Röntgenler, ağrı kesiciler, araştırmalar falan..
Röntgende miniminnacık bir tuhaflık. Öyle bir yer ki, iki kemiğin arasında, hafif arkada kalmış minicik bir yerde değişik bir oluşum! :))
Neyse ki geçti gitti derken.
Geçen gün Orhun'un Duck'ı, Lucky gibi narin olmayan bir labrador sanıp erkek erkeğe güreşerek oynamasıyla narin Duck'tan gelen yine kocaman bir viiyk.
Ne oldu falan derken bir baktık koltuğun minderinin arasına girmiş patisi ve burkulmuş sanırım.
Öyle de cesaretsiz ki basarsam yine acıyacak modunda bin tane naz.Neyse baktık yüzbinmilyon tane öpücük, azcık buz tutma ve bol sevgi ile geçti gitti gibi oldu.
Yine uzun süre uyuyup da uyandığında hafif bir sendelemesi oluyordu. Bu kadarcık bende de oluyor diyip geçmek istiyordum ki dün akşam tüm gün orhun abi ile oynama faslından sonra ne zorumuz varsa deli gibi de uzun bir yürüyüş yaptık Duckla. Üstüne bir de dönüş yolunda yeni dişi arkadaşlarımızdan biri olan Goldi ile karşılaştık. O da evden yeni çıkmış enerjik bir yumak halinde Duck'a koşarken yine bir çarpışma gerçekleşti. Sonrasında eve zor döndük. Yorgunluktandır dedim ama bir baktım gece topallıyor. Basamıyor sağ tarafa.
İnsanın içi gidiyor öyle görünce,
bir de bin tane naz yapıyor, iyice üzülüyorum :)
Gece sızladı sanırım hep, ne kendi uyuyabildi ne ben.
Avucumun içine koyuyor patisini acıklı bakışlarla, sanki iyileştir der gibi.
Arı soktuğundaki gibi patisini yere koymak istemiyor, havada tutmaya çalışırken de tutamıyor tabi titriyor öyle..
Bir sağa dönüyor, bir sola dönmeye çalışıp dönemiyor.
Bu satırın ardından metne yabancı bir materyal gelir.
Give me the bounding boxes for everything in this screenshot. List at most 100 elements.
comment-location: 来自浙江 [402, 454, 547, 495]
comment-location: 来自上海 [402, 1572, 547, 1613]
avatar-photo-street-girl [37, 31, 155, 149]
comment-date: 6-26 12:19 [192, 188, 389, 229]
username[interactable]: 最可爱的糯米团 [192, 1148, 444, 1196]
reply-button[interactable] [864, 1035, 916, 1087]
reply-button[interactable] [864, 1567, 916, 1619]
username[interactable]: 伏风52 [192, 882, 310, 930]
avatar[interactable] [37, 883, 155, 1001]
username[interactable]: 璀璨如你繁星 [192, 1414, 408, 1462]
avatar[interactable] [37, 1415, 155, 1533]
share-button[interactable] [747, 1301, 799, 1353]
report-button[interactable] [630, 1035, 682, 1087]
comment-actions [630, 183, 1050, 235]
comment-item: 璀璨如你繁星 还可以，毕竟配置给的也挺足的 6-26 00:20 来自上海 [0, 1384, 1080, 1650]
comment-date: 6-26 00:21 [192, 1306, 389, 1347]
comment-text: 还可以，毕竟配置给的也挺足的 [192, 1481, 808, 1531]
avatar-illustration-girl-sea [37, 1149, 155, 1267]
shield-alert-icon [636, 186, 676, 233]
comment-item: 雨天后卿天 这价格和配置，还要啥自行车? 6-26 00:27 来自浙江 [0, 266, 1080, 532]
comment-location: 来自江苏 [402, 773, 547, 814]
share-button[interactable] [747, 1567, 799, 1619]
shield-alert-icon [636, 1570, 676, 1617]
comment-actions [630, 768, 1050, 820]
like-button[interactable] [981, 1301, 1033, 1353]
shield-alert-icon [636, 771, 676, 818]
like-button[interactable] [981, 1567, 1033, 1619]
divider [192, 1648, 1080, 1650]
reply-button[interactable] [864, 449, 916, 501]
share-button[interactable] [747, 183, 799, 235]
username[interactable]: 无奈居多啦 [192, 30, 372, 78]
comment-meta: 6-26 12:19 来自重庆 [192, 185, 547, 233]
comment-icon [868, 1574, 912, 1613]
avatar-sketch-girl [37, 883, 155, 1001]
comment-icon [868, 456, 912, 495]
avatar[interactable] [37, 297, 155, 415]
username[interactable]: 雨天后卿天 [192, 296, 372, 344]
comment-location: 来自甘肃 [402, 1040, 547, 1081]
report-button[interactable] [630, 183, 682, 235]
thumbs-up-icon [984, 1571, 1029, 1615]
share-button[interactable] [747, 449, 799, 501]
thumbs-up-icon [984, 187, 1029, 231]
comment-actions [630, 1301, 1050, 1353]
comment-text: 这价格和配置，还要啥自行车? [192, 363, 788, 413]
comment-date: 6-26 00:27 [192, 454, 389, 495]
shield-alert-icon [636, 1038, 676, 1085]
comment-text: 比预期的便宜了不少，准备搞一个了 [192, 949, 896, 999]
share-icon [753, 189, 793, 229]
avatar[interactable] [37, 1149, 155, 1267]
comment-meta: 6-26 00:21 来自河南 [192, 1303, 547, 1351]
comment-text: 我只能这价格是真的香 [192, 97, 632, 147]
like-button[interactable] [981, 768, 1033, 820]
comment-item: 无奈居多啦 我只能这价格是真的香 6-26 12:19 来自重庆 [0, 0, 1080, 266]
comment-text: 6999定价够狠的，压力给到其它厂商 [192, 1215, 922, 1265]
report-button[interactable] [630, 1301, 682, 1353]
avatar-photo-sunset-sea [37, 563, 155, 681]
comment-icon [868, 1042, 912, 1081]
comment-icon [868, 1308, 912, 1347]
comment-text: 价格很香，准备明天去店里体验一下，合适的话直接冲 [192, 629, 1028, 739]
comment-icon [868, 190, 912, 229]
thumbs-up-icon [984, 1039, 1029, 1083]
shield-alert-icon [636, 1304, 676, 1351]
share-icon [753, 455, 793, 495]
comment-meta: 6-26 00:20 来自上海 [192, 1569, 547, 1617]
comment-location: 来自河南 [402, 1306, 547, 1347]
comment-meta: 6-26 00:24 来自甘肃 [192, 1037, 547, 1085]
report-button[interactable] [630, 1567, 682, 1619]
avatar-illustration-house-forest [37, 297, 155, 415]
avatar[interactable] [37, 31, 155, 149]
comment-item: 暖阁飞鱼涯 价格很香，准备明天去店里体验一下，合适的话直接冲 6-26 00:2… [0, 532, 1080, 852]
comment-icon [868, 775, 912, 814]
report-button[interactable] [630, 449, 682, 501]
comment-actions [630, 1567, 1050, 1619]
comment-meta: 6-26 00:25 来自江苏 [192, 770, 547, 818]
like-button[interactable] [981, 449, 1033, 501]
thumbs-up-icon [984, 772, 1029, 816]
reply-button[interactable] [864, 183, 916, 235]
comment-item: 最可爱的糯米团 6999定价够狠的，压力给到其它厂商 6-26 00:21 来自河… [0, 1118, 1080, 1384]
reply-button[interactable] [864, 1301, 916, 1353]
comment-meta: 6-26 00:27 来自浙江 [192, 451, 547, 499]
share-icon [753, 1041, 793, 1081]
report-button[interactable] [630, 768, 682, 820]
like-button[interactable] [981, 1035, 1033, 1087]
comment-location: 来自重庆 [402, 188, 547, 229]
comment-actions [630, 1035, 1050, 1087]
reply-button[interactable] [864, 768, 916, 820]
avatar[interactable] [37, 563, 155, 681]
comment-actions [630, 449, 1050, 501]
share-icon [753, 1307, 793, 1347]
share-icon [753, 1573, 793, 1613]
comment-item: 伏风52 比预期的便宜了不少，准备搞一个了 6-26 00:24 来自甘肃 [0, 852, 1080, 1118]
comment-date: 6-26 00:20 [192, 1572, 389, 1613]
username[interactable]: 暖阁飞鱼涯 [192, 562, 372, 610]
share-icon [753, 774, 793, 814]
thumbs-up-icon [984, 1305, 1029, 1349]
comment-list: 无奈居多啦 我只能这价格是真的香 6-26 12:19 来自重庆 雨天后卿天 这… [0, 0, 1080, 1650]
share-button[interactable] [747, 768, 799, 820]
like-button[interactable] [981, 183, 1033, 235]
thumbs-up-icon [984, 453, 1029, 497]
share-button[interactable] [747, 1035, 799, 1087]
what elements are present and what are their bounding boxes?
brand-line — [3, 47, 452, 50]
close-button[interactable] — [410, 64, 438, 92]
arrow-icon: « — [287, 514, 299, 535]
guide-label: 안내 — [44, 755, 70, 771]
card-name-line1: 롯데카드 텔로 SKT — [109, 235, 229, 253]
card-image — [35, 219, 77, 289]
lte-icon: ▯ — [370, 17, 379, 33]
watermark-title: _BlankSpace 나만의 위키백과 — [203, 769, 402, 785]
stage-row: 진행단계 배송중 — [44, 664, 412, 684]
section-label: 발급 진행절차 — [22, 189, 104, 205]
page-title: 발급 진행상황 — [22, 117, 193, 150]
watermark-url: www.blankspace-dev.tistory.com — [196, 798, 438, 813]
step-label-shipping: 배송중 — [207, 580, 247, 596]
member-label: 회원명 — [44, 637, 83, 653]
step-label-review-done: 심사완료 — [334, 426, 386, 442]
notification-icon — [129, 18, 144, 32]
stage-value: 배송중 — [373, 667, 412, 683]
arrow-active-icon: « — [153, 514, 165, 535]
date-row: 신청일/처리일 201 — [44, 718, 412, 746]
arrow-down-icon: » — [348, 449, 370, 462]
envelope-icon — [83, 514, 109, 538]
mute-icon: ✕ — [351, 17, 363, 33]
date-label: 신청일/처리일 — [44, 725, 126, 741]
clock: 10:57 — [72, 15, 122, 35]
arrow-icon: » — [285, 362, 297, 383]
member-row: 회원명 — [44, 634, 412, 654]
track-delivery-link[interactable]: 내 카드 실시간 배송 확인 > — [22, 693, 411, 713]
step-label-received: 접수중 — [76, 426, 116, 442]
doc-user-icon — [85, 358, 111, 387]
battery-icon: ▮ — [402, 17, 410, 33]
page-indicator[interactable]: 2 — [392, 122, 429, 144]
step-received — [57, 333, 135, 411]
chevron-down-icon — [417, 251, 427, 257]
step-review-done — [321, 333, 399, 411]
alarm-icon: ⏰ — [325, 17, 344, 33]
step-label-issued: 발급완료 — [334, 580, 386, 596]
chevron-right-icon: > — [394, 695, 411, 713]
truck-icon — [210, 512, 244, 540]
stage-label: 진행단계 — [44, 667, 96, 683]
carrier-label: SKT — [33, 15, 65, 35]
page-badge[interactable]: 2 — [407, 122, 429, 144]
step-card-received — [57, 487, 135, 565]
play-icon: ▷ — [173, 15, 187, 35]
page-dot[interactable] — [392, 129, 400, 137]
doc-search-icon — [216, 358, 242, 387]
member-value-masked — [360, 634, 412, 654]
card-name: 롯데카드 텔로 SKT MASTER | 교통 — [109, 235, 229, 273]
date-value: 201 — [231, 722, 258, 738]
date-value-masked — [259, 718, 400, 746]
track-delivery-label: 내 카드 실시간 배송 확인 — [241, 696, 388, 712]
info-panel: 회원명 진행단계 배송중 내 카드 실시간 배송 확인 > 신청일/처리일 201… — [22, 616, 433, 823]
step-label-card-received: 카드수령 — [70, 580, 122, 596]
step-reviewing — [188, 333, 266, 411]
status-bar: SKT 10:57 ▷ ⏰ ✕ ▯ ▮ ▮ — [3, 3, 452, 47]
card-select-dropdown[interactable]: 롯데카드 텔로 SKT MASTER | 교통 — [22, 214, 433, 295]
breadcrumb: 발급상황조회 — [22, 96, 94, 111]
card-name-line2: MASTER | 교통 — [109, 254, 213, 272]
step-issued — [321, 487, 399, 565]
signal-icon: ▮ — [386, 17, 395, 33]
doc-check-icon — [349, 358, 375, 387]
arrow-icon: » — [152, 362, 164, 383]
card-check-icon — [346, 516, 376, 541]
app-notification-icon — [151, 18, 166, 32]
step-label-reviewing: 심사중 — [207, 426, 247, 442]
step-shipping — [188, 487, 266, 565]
Yataktan inmeye kalkıyor ama canı acıyacak diye cesaret edemiyor, hadii kucaklayıp indiriyorum.
Sonra yalnız kalamayıp yine yatağa zıplamak istiyor ama tabi yine yapamıyor, hadii ben kalkıp kucaklayıp alıyorum yatağa..
Derken bir baktık sabah olmuş.
Sabah günün en güzel saati Duck'a göre, normal halinin iki katı hızda ve mutlulukta olur ama bu defa uykusuzluktan ne yapacağını şaşırmış gibi.
Neşeyle değil de görev gibi çıktık dışarı, yürüdük geldik.
Şimdi bir ağrı kesici içti,
3gün gözlemleyeceğiz. Düzelme olmazsa başlıyor yine maraton..
Bunlar da yataktan inemiyorum yardım edin bakışları.